Ravi Pendakur is an associate professor of sociology at the University of Ottawa. Prior to joining the University of Ottawa, he spent 18 years as a researcher in a number of federal government departments including, The Secretary of State, Multiculturalism and Citizenship, Canadian Heritage, and, Human Resources and Social Development. His primary research focus is on diversity, with a goal towards assessing the socioeconomic characteristics of language, immigrant and ethnic groups in Canada and other settler societies. Much of his research has been quantitative in nature, using a variety of data sources including census and other micro datasets, immigration intake records, and special surveys to measure group differences. Recent work has attempted to study the relationship between interaction and participation (social capital) and ethnicity. He has also looked at the degree to which Canadian-born minorities face earnings gaps in the labour force.
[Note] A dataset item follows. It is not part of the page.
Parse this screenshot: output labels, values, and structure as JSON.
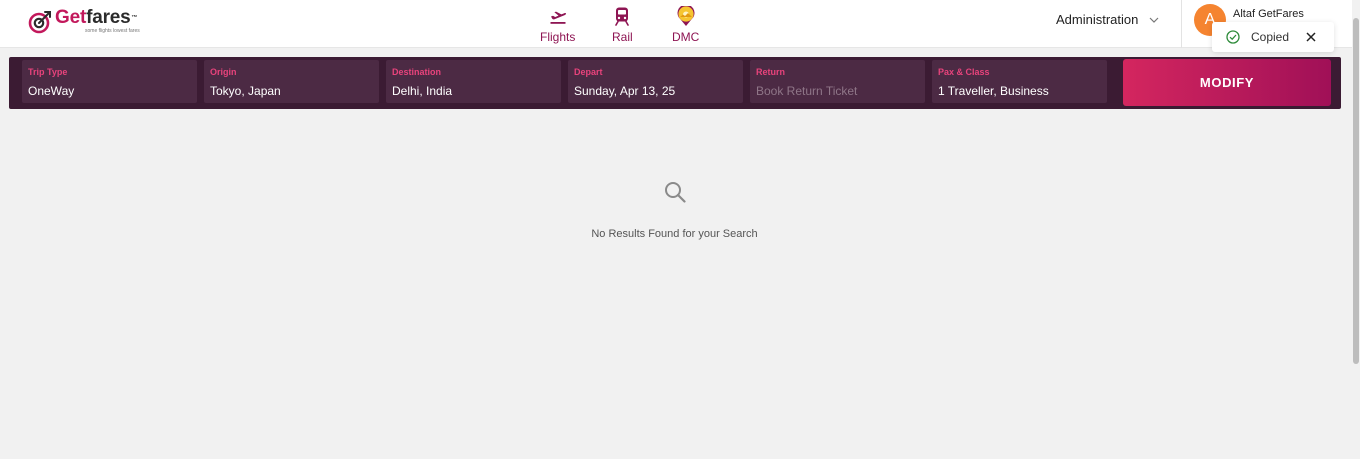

His current research interests lie in linking social capital attributes to outcomes for minorities in Canada, the United States and Europe. His goal is to explore the interrelationships key to social inclusion – those of social separation, social interaction and social and economic outcomes. He is interested in the consequences of a series of key social choices: living and interacting within or outside an ethnic group (social capital), living within or outside a residential ethnic enclave and the impact these interactions have on social outcomes such as wellbeing and occupational success. These issues will be explored from an interdisciplinary, historical and international comparative perspective.

Ravi Pendakur joined CReAM as an external fellow in January 2011.